Her growing recognition reflects the strength of that voice. Aazami has exhibited at respected venues and platforms including Mall Galleries, The Other Art Fair (TOAF), and Flux. She has also been long-listed for Women in Art and VAO 2024, as well as ArtAvol 2025. These acknowledgments point to a practice that resonates with contemporary audiences while remaining deeply rooted in quiet observation.
Despite this recognition, her work retains an intimate quality. It does not demand attention through spectacle; it draws viewers in through subtlety.
“I Become Spring”: A Quiet Awakening
One of Aazami’s notable works, I Become Spring, now held in a private collection, beautifully encapsulates her approach. The piece combines photography with gilded metal leaf to evoke the delicate transition from winter to spring.
Soft lime greens and misted tones flow across the surface, suggesting water, moss, and the first tentative shoots of new growth. The palette is gentle yet alive, capturing that moment when the world begins to stir but has not fully awakened.

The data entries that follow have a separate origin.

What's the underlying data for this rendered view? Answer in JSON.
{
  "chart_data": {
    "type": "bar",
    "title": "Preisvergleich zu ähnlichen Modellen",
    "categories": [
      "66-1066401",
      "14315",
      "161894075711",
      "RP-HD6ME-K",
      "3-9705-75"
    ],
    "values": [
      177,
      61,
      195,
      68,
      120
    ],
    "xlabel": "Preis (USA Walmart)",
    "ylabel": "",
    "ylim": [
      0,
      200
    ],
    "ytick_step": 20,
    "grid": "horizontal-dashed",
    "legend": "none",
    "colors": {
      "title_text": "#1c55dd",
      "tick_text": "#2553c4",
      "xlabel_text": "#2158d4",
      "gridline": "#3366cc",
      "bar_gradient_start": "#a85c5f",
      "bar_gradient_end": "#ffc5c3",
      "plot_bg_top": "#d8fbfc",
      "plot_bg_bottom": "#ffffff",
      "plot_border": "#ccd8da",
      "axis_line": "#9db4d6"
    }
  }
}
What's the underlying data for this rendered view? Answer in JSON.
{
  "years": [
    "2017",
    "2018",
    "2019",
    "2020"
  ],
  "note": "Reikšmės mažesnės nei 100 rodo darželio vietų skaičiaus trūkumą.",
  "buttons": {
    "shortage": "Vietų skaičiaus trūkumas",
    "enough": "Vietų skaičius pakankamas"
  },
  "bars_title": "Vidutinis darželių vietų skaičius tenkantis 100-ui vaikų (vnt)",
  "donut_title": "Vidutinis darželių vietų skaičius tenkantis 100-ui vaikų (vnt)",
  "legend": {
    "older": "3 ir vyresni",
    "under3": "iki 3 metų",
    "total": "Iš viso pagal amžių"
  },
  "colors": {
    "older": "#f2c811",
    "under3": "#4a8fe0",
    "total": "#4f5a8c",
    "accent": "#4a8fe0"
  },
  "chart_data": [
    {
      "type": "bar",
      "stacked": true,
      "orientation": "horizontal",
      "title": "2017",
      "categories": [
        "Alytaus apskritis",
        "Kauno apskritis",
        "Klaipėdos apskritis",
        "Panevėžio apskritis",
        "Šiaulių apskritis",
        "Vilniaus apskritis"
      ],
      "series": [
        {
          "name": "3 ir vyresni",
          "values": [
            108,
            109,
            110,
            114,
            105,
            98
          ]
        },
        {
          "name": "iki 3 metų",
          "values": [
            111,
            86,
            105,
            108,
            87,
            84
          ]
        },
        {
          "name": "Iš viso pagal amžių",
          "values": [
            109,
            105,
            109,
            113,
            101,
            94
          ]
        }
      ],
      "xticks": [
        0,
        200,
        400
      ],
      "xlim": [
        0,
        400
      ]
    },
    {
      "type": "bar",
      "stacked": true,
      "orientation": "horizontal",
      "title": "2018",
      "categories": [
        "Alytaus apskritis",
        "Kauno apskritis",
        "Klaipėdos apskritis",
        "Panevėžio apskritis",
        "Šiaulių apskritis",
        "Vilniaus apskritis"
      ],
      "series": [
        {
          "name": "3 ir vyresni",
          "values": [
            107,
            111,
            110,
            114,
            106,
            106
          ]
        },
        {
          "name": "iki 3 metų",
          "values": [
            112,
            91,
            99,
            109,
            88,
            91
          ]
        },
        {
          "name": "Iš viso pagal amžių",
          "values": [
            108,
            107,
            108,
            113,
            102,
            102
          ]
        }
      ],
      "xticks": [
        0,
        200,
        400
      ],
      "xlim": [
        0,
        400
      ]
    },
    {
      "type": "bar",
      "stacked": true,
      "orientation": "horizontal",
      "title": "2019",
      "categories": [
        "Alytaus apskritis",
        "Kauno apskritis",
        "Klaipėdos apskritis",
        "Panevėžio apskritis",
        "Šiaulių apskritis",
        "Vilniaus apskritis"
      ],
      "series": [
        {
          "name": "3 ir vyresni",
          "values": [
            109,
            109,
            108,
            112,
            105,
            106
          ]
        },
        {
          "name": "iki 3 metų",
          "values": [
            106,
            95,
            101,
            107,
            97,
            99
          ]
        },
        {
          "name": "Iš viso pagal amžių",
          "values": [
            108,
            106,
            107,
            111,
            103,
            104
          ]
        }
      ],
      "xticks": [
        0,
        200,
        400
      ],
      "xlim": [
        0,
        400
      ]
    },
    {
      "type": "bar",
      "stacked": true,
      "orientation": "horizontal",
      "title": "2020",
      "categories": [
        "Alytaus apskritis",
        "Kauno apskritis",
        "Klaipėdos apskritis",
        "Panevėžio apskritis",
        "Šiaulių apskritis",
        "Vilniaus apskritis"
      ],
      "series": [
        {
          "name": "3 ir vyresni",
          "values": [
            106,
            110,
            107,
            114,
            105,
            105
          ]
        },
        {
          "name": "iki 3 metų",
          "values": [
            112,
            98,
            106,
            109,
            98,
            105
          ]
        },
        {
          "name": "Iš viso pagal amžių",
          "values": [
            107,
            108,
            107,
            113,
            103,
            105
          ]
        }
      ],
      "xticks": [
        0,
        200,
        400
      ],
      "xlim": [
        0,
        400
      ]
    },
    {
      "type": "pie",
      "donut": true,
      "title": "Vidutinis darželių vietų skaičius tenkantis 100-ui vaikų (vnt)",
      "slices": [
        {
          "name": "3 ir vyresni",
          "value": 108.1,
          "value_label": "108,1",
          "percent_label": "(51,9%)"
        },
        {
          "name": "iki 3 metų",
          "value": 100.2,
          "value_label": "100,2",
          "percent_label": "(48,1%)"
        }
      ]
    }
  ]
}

The gilded elements introduce a fragile metallic light that shifts as the viewer moves. This three-dimensional quality gives the work a living presence. It does not remain static; it responds. As light glances across the surface, certain areas glow while others recede, echoing the rhythms of nature itself.
Conceptually, I Become Spring speaks to renewal and subtle transformation. It is not about dramatic bloom but about the quiet signals of change, the almost imperceptible signs that a new cycle is beginning. True to Aazami’s ethos, it asks for contemplation rather than quick consumption.
Art as an Invitation to Slow Down
In a fast-paced visual culture dominated by instant images and rapid scrolling, Pari Aazami’s work offers a counterpoint. Her pieces resist being fully understood at a glance. They ask the viewer to linger, to adjust their eyes, and to notice nuance.
This is where the power of her practice lies. By magnifying the overlooked and layering it with reflective surfaces, she reintroduces wonder into the everyday. She reminds us that the natural world is not separate from daily life. It is embedded in the textures around us, waiting to be seen.
Ultimately, Aazami’s art is about attention: how we give it, where we place it, and what happens when we slow down enough to truly look. In revealing the extraordinary within the ordinary, she opens a space for reflection, connection, and quiet awe.